Sebuah helaan kasar mencuat dari diri Lintang. Dia mengangkat selimut, hendak menenggelamkan tubuh ke dalam hangatnya selimut, tapi kedua wanita itu dengan sigap mencegah pergerakan Lintang.

"Tinggalkan aku! Aku muak dengan kalian!" Lintang berontak dengan tangan dan kaki yang dientakkan. Dia frustrasi melihat pemandangan ini selama sebulan, sejak ayahnya mengalami kritis hingga meninggal.

"Lintang, Lintang ... dengerin Bunda, kamu harus banyak makan biar nggak sakit." Seorang wanita berambut pendek setengkuk meletakkan nampan ke atas nakas yang berada di sebelah kiri Lintang. Tangan satunya sibuk memegangi selimut. "Bunda buatin bubur ayam, rasanya kayak bubur ayam dari Bandung. Resep baru, lho."

Wanita berambut panjang melebihi bahu mendengus kesal sambil mengibaskan rambutnya. Nampan yang ia bawa diletakkan ke atas pangkuan. "Ibu buatin nasi goreng seafood kesukaanmu. Pasti menggoda selera." Dia mengangkat piring berisi nasi goreng untuk ditunjukkan kepada Lintang. "Nggak kangen sama masakan ibu?"
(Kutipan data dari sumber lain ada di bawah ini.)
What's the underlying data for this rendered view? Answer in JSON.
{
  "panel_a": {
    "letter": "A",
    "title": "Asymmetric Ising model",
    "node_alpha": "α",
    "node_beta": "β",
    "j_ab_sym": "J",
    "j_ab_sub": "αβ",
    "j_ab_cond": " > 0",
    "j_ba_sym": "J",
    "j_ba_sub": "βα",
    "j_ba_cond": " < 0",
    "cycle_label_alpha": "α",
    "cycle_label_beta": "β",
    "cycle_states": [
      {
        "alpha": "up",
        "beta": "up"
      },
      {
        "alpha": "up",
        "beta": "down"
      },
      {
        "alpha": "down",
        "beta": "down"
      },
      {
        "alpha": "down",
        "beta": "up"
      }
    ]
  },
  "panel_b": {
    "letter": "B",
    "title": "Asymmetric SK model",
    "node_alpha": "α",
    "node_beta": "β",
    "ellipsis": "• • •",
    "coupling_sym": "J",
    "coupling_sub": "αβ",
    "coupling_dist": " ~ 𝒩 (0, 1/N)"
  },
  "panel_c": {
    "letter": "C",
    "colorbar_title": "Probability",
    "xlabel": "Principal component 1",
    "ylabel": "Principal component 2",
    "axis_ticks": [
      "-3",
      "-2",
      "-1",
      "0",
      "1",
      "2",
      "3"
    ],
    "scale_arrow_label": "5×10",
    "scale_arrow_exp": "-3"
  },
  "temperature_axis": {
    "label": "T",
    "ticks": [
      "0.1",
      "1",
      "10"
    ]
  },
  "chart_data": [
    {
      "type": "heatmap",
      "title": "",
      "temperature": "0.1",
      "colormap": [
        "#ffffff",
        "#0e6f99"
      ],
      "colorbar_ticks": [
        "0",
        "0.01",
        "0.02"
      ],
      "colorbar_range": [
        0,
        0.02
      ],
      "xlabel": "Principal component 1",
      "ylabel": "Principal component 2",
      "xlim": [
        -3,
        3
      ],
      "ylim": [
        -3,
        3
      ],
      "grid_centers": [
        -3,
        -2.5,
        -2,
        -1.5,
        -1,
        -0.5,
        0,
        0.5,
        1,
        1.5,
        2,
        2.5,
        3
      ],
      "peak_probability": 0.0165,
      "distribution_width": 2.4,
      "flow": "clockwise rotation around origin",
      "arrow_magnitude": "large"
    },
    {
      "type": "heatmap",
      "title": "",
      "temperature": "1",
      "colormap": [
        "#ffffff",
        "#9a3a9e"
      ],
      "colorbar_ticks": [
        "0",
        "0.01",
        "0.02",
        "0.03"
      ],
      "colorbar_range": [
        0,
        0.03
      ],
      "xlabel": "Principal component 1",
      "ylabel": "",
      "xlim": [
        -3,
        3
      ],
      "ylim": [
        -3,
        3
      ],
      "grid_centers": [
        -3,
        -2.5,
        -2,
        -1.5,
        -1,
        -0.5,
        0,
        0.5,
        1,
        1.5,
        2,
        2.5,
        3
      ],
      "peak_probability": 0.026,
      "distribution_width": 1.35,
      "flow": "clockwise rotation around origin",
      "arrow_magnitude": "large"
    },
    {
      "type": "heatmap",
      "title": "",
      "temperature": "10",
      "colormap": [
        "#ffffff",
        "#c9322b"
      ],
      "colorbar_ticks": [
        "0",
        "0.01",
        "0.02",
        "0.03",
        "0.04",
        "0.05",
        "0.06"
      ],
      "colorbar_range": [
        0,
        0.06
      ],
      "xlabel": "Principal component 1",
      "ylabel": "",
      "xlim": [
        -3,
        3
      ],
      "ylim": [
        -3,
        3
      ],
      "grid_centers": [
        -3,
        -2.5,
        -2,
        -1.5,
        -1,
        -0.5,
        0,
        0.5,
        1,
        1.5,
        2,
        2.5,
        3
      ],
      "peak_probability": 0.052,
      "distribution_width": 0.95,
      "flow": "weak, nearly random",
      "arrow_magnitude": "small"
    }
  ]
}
Lintang berdecih lirih melihat tingkah ibu kandungnya yang mirip seperti penjilat. Sejak ayahnya menikahi Sekar—ibu tirinya—membuat sikap Arum—ibu kandungnya—sangat cuek dengannya. Sehari-hari Lintang menghabiskan waktu dengan baby sitter meskipun Arum berada di rumah. Dan di saat dia berada di masa puber, Arum semakin menelantarkannya, tidak memedulikan dirinya yang membutuhkan sosok ibu dalam menghadapi kelabilan emosi.

Sekar? Jangan harap, wanita itu gila belanja. Setiap detik, setiap menit dia menghamburkan uang untuk belanja, baik di toko atau online shop. Entah itu produk baju atau makanan, yang jelas belanja menjadi kebutuhan pokoknya. Mengurus Lintang? Melahirkan saja tidak apalagi harus repot-repot mengurus, itu tidak akan terjadi.

"Sebaiknya kalian pergi," ucap Lintang dengan sebuah penekanan.

Sekar mengambil mangkuk lalu menyendok bubur yang ada di dalam mangkuk itu. "Cicipi sedikit dulu. Ini enak, homemade."

Lintang memalingkan wajah untuk menghindari sendokan bubur dari Sekar.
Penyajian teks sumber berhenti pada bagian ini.